Shane cocked her head, hoping to dislodge any information. She felt more herself than she had before, since she ever had, but her knowledge felt proportionally limited. She really couldn't give herself new information, even in a vision.
Gabe seemed to look past her, to Girl's impassive face. From her peach bell sleeve, she improbably pulled a metal frog, a thermometer, a shining ball and other trinkets. She tossed them to the ground before Gabe, where they mingled with the discarded tooth. All three stared as though to divine a future Shane could not begin to fathom.
The tableau remained, silent and still, for a long time. Shane felt baffled and could not find the Rosetta Stone that would translate the stare Gabe and Girl shared. "But you are missing something?" Gabe asked.

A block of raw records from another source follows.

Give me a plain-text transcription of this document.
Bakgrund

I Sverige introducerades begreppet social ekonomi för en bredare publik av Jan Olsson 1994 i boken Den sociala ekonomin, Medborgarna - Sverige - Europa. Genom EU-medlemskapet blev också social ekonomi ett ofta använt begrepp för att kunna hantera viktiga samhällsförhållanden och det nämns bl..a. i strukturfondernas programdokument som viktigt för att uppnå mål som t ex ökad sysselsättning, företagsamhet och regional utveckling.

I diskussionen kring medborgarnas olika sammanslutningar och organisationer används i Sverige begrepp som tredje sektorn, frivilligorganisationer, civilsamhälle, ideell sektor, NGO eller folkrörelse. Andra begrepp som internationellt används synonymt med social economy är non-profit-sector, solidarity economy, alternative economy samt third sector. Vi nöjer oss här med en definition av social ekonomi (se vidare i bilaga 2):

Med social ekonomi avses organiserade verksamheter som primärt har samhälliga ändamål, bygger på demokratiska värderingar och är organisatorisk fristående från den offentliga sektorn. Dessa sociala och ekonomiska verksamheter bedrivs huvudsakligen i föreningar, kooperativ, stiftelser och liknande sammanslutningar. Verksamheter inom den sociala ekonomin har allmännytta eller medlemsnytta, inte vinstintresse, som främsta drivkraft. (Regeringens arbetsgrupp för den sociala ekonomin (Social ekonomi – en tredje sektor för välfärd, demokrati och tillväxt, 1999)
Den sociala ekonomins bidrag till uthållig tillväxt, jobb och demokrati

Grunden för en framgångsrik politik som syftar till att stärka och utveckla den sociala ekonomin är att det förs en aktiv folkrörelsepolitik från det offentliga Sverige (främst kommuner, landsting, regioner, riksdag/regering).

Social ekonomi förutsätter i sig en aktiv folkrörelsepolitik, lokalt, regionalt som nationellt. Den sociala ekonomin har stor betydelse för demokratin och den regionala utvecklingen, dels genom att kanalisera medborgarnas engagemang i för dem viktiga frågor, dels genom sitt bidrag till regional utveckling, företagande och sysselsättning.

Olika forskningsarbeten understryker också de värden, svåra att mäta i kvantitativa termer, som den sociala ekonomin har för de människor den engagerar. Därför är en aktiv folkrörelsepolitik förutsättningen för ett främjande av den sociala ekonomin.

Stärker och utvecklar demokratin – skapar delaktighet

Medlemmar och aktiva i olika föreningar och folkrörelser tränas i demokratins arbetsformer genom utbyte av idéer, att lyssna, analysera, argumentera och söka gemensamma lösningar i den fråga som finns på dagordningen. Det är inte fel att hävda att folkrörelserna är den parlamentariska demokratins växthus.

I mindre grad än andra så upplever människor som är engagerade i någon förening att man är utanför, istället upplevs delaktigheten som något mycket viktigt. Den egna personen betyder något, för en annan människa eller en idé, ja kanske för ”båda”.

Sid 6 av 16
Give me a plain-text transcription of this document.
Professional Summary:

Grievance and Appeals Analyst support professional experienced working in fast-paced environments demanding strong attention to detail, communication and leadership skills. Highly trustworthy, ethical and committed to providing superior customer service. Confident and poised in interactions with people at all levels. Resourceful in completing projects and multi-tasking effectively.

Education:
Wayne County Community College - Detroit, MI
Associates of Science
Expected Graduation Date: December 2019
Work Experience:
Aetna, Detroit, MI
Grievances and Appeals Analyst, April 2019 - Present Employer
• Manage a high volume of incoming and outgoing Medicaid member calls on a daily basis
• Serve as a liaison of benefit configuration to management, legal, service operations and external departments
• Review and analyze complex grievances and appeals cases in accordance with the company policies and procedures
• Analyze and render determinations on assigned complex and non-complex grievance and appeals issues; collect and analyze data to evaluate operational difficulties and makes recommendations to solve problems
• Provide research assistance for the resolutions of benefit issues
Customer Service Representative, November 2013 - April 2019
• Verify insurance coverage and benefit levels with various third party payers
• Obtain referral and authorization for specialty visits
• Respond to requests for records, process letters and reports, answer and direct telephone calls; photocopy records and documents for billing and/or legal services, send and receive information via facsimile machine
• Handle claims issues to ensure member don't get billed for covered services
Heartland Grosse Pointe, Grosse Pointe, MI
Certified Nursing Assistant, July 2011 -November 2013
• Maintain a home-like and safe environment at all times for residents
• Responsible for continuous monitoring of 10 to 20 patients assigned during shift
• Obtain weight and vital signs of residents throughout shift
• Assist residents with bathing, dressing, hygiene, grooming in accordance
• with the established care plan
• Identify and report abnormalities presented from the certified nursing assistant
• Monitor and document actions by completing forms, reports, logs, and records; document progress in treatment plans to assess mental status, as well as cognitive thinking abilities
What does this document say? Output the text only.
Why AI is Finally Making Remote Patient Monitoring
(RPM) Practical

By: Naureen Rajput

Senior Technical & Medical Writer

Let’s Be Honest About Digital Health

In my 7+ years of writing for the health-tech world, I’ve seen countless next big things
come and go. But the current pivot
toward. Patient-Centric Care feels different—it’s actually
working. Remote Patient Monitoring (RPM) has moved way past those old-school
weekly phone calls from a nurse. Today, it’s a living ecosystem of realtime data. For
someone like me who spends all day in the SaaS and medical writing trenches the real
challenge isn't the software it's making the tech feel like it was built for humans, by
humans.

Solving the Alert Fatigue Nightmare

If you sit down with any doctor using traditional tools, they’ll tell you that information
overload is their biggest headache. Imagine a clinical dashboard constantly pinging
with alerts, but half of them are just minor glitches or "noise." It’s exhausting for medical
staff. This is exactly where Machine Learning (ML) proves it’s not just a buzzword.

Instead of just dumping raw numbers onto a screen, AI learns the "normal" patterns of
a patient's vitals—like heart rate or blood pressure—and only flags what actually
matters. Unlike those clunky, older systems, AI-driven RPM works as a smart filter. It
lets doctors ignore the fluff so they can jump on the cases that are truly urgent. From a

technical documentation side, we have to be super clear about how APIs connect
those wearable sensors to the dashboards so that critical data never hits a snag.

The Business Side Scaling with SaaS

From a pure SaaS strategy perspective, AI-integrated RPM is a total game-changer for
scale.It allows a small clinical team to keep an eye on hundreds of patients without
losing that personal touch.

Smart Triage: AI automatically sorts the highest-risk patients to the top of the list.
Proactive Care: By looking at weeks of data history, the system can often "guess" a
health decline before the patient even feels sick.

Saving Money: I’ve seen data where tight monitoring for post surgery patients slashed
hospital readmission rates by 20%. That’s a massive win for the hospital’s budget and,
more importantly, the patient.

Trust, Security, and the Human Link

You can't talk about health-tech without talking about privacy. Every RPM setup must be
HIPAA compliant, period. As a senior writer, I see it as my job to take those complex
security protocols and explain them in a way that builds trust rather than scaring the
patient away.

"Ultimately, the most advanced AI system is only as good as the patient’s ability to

Girl's pursed lips answered for her. He laughed dryly, amusement bordering on another cough. "All the memories you swallow, but you miss what was before you all this time. That you could even draw Shane to Annandale should be your answer, but you simply lack that brightness. Were I you, I imagine this is where I would make some daft allusion to silver slippers." Shane looked to Girl again, looked for a glimmer of triumph or understanding and found none.
"However," he continued, "Shane does not."